Looking for recipes with cherry tomatoes, or grape tomatoes, did not use to be a big part of my day. But I have learned that sauteed cherry tomatoes are a great side to serve with almost any main course, but my favorite is salmon. You can make a whole dinner out of this by simply laying down some greens, I normally use arugula, place your pan seared salmon fillet on top and then spoon on some of your tomatoes, and boom, dinner!
Again, like many of the dishes that I cook, there is nothing really fancy going on here, just getting some fresh ingredients chopped and prepped, and then a bit more time to cook it all. This recipe can take a long time, if you need it to, or a relatively short time if that is more convenient. Once you have your tomatoes and other ingredients chopped, they can sit around in a bowl while you get other things situated, or if you prefer, you can get everything right into a pan and to the table in well under an hour.
If I remember correctly, this is very similar to a recipe that I saw in one of Ina Garten’s cookbooks, but I don’t recall the exact title or the measurements of the ingredients, which is great since it allows me to not measure much of anything during this recipe. There are probably a lot of sauteed grape tomato or roasted cherry tomato recipes out there, but they all seem to be fairly similar. Find a tomato type that you like, add a few other ingredients that you like, throw them all together in a pan with some olive oil, salt and pepper, and what comes out should be pretty darn good! As long as you don’t burn it, this is pretty hard to mess up too badly. Famous last words, right? Try it out and let me know how it goes.

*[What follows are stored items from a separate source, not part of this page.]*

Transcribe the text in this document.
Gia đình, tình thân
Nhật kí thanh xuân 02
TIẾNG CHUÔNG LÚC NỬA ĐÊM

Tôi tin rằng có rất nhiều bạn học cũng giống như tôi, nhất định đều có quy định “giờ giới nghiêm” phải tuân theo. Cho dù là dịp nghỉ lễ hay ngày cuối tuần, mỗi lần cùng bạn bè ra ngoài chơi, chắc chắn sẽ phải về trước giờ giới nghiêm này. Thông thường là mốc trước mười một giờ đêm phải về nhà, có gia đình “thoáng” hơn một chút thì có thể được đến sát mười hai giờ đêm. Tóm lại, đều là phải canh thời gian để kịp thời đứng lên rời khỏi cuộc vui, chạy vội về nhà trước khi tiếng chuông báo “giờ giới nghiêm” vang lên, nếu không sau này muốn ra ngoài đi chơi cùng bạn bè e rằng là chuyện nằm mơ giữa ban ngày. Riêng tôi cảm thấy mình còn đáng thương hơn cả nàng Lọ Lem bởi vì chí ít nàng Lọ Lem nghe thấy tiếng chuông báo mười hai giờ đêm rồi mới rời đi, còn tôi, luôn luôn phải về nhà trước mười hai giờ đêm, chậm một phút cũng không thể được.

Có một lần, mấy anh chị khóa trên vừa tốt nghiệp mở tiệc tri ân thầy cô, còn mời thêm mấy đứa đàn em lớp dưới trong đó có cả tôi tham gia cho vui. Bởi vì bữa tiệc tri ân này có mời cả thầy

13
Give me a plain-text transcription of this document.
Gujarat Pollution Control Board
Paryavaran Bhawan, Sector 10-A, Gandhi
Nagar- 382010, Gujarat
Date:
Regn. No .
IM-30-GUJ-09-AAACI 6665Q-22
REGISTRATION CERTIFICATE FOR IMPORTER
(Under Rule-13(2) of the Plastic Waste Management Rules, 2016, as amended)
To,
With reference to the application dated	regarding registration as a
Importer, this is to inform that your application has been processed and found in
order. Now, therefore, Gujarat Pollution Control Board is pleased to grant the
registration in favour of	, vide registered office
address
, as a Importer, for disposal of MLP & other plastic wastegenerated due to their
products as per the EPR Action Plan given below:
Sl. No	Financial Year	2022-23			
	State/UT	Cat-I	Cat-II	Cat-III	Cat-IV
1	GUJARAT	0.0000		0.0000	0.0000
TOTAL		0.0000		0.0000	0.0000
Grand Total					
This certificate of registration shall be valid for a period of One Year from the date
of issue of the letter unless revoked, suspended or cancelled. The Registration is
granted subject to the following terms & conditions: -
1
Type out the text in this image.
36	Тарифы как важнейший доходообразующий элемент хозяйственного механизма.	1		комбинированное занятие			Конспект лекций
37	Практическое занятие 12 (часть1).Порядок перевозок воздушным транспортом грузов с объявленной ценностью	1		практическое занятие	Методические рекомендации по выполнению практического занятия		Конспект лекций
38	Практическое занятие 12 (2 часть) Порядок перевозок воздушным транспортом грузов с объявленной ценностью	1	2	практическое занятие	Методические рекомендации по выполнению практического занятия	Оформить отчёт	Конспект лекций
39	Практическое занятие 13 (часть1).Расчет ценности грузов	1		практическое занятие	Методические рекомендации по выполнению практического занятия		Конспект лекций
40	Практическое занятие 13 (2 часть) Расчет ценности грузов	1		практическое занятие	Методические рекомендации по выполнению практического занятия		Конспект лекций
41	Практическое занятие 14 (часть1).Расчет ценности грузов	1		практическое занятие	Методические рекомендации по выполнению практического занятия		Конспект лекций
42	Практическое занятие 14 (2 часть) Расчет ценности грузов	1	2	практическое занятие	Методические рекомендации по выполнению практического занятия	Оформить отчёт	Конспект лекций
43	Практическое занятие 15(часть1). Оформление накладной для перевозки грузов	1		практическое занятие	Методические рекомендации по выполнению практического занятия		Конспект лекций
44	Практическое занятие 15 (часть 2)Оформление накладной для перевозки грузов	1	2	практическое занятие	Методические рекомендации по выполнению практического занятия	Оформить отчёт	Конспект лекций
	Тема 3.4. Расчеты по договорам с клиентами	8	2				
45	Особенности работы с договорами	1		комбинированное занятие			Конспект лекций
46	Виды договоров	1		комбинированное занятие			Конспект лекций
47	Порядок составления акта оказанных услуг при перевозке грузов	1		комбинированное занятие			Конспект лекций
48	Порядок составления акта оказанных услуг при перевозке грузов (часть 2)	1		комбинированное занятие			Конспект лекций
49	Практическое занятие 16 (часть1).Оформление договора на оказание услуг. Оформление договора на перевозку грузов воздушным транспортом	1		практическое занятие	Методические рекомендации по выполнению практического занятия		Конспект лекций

Pan Sauteed Cherry Tomatoes
- 2 pints of grape or cherry tomatoes
- chopped shallots or garlic if desired
- chopped banana peppers or peperoncino if desired
- 2 tablespoons olive oil
- Salt and pepper
- 1 tablespoon balsamic vinegar
- Rinse tomatoes and then slice in half, stem to stem, and place in a medium sized bowl
- Add chopped shallots or onion if desired
- Add chopped or pressed garlic if desired
- Add chopped banana peppers if desired
- Add enough olive oil to liberally coat all of the tomatoes and season with salt and pepper to taste
- Heat skillet on stove over medium heat and add tomato mixture
- Stir every 5-10 minutes until the sauteed cherry tomatoes reach the desired consistency, about 30-45 minutes in my house
- Add about 1 tablespoon of balsamic vinegar and stir
- Serve warm on top of main dish, or on side as a hot salad
Depending on how much your dinner guests enjoy tomatoes will determine how many servings you will get out of this recipe. For my family, I’ll call it four decent sized servings, though sometimes it gets reduced to three. But for the sake of determining nutrition values, let’s go with four. Also, as a big fan of olive oil, I am sure that sometimes I manage to splash a bit more in the pan than the two tablespoons that the recipe calls for. If you are likely to do the same, just make sure that you make a mental note that the nutrition numbers below won’t apply, and that most of the calories and fat in this recipe comes from the oil. But it is so worth it!